Consider NFT minters linked to image generation or large language model (LLM) engines. This connection aligns machine-generated creations with the market opportunities presented by Web3 decentralized finance (DeFi). However, the commercial traction around such digital assets remains relatively low, influenced by factors such as the state of NFT markets, the quality of machine-generated content, and the perceived utility of these digital assets.

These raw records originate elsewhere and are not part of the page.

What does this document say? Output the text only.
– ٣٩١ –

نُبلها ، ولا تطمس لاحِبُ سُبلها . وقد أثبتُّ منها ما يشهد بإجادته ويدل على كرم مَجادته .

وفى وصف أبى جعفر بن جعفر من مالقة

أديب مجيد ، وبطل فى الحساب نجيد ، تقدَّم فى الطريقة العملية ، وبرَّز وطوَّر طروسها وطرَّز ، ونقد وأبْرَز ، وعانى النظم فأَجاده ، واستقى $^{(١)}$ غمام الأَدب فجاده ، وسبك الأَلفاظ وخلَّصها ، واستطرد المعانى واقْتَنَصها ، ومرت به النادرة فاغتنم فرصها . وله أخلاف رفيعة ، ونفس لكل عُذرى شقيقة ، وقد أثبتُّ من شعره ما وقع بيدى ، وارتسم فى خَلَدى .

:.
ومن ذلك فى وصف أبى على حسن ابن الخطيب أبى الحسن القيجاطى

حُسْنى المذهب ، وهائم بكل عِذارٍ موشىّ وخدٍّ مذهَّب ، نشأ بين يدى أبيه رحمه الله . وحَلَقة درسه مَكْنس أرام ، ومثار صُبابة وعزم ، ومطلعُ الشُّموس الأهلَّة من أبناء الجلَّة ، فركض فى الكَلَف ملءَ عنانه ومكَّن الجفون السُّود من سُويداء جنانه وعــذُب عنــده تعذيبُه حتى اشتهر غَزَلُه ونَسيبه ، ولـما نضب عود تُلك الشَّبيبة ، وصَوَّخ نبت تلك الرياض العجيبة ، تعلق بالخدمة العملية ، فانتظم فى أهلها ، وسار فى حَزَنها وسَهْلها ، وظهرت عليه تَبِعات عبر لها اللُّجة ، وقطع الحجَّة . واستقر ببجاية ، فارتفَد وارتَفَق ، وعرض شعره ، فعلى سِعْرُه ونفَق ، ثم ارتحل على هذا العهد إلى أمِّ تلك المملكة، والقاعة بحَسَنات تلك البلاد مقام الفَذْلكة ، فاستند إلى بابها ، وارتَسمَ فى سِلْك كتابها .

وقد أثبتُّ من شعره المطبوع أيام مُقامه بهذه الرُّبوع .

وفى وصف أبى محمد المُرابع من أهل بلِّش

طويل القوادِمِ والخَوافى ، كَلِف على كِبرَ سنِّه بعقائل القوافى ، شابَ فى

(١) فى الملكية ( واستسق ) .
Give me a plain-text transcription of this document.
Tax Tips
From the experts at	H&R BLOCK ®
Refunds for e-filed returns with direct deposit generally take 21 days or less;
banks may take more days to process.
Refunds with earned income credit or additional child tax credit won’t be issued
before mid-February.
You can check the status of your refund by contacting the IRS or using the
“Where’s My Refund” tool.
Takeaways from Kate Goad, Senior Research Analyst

In any case, this evolving landscape presents an incredibly intriguing design space for entrepreneurs. Since the inception of Generative Ventures, we continue to be amazed by technologist's diverse creativity and enthusiasm as they explore the realms of the possible and pave the way forward.
Conclusion
In conclusion, the intersection of AI and Web3 technologies has the potential to revolutionize the way we interact with and use technology. The concept of decentralized AI, made possible by DePIN, offers a promising solution to the challenges of centralization and provides a foundation for the next generation of innovators to build upon. The integration of AI and Web3 also raises important questions about the ownership and custody of AI agents, highlighting the need for responsible and ethical practices in this rapidly developing field.
As we move forward, it is essential to consider the implications of these technologies on society and ensure that their benefits are accessible to all. By fostering collaboration and innovation, we can harness the full potential of AI and Web3 to create a brighter, more equitable future.